Pourquoi l’architecte
Huguet, qui est lié à ces secteurs de l’«
activisme » prétend-t-il avoir peur de cet
homme s’il est remis en liberté conditionnelle ?
Tamayo et Huguet
savent que ces « activistes de l’exil »
agissent selon les codes de la mafia et qu’à
Miami, les histoires de règlements de compte
sont innombrables.
Tonito Calatayud
rentrera tranquillement chez lui. La juge du
circuit de Miami-Dade Maria Elena Verde a
indiqué qu’elle ne pensait pas que Calatayud
représente un haut risque de fuite, mais elle
a laissé entendre très clairement qu’il ne
peut avoir de contact avec aucun des ses
accusateurs – ni même les mentionner dans
aucun programme de radio –, et imposé des
conditions très strictes pour le remettre en
liberté.
Attendons de voir ce
que dira de tout cela l’actuel maire de Miami,
« Tomasito », avocat, journaliste et bijoutier.
Tomas Pedro Regalado
Valdés a également été membre de la CIA. Il
navigua en eaux troubles avec « Tonito », dans
presque toutes les organisations contre-révolutionnaires
et terroristes de l’exil, depuis Abdala, la
Brigade 2506, Alpha 66 et la CORU, jusqu’à la
Fondation nationale cubano-américaine (FNACA).
Il fut attaché de
presse dans le Plan Torriente, au début des
années 70, appelé ainsi par son responsable au
nom de la CIA, José Elias de la Torriente, qui
fut ensuite victime d’une vendetta entre ces
groupes.
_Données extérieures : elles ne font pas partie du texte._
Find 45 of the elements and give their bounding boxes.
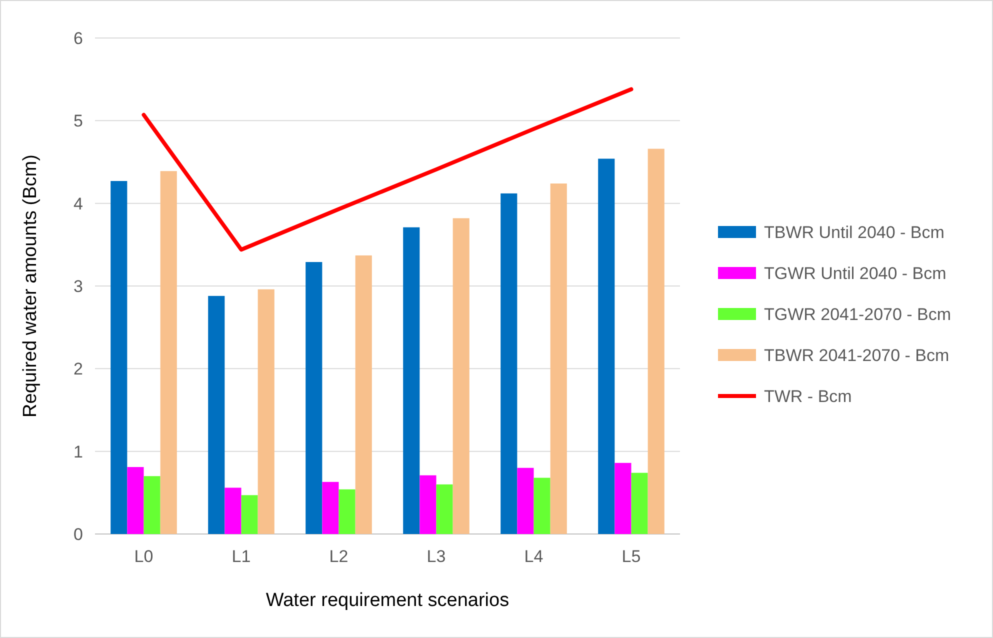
bar — [338, 489, 356, 534]
legend-label: TBWR Until 2040 - Bcm — [764, 222, 944, 242]
bar — [110, 181, 128, 534]
y-tick-label: 4 — [74, 194, 83, 214]
bar — [420, 475, 436, 534]
bar — [224, 488, 242, 534]
legend-label: TGWR 2041-2070 - Bcm — [764, 304, 952, 324]
bar — [517, 468, 534, 534]
bar — [127, 467, 144, 534]
legend-label: TBWR 2041-2070 - Bcm — [764, 346, 950, 365]
x-tick-label: L2 — [329, 547, 348, 566]
x-tick-label: L1 — [232, 547, 251, 566]
bar — [355, 255, 372, 534]
legend-label: TWR - Bcm — [764, 386, 852, 406]
y-tick-label: 2 — [74, 360, 83, 379]
bar — [500, 193, 518, 534]
line-series — [142, 87, 634, 252]
bar — [550, 183, 567, 534]
bar — [241, 495, 258, 534]
y-tick-label: 3 — [74, 276, 83, 296]
bar — [306, 262, 322, 534]
x-tick-label: L5 — [622, 547, 641, 566]
x-axis-title: Water requirement scenarios — [266, 590, 510, 611]
bar — [322, 482, 339, 534]
bar — [403, 227, 420, 534]
x-tick-label: L0 — [134, 547, 154, 566]
bar — [452, 218, 470, 534]
y-tick-label: 1 — [74, 442, 83, 462]
y-tick-label: 6 — [74, 28, 83, 48]
bar — [258, 289, 274, 534]
legend-label: TGWR Until 2040 - Bcm — [764, 264, 946, 283]
bar — [614, 462, 632, 534]
y-tick-label: 0 — [74, 524, 83, 544]
bar — [631, 472, 648, 534]
bar — [648, 148, 664, 534]
bar — [144, 476, 160, 534]
bar — [208, 296, 225, 534]
bar — [598, 158, 615, 534]
x-tick-label: L4 — [524, 547, 544, 566]
bar — [534, 478, 550, 534]
y-tick-label: 5 — [74, 112, 83, 131]
bar — [160, 171, 177, 534]
x-tick-label: L3 — [426, 547, 446, 566]
bar — [436, 484, 453, 534]
y-axis-title: Required water amounts (Bcm) — [20, 154, 41, 418]
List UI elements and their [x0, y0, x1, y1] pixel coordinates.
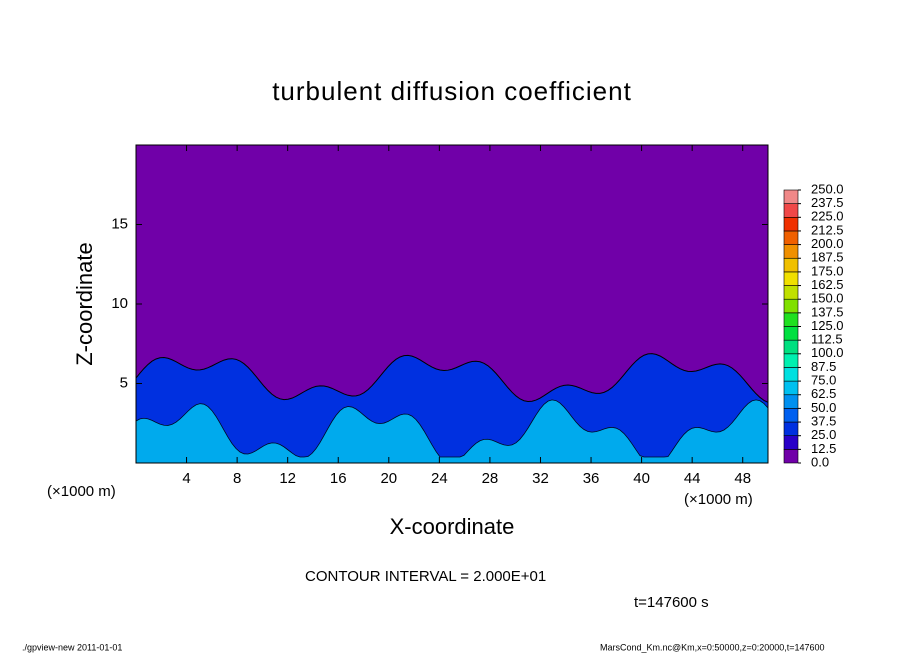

Comme le prétendit le porte-parole de
la police : « dans la mort de M. Torriente, il
y a autant de pistes que de Cubains à Miami. »
« Tomasito » se lia
étroitement avec les principaux dirigeants des
organisations anticastristes et le bruit
courut, dans ces mêmes cercles, qu’il
participa au détournement d’une partie des
fonds recueillis.
Une autre relation
importante avec Tonito Calatayud, c’est que
Regalado fut l’un des artisans de
l’intolérance des médias à Miami.
Il est bien connu qu’il
existe entre tous ces personnages une sorte de
« fraternité ». C’est pourquoi, on ne peut que
s’étonner de ce titre mensonger : Arrestation
d’un activiste bien connu de l’exil.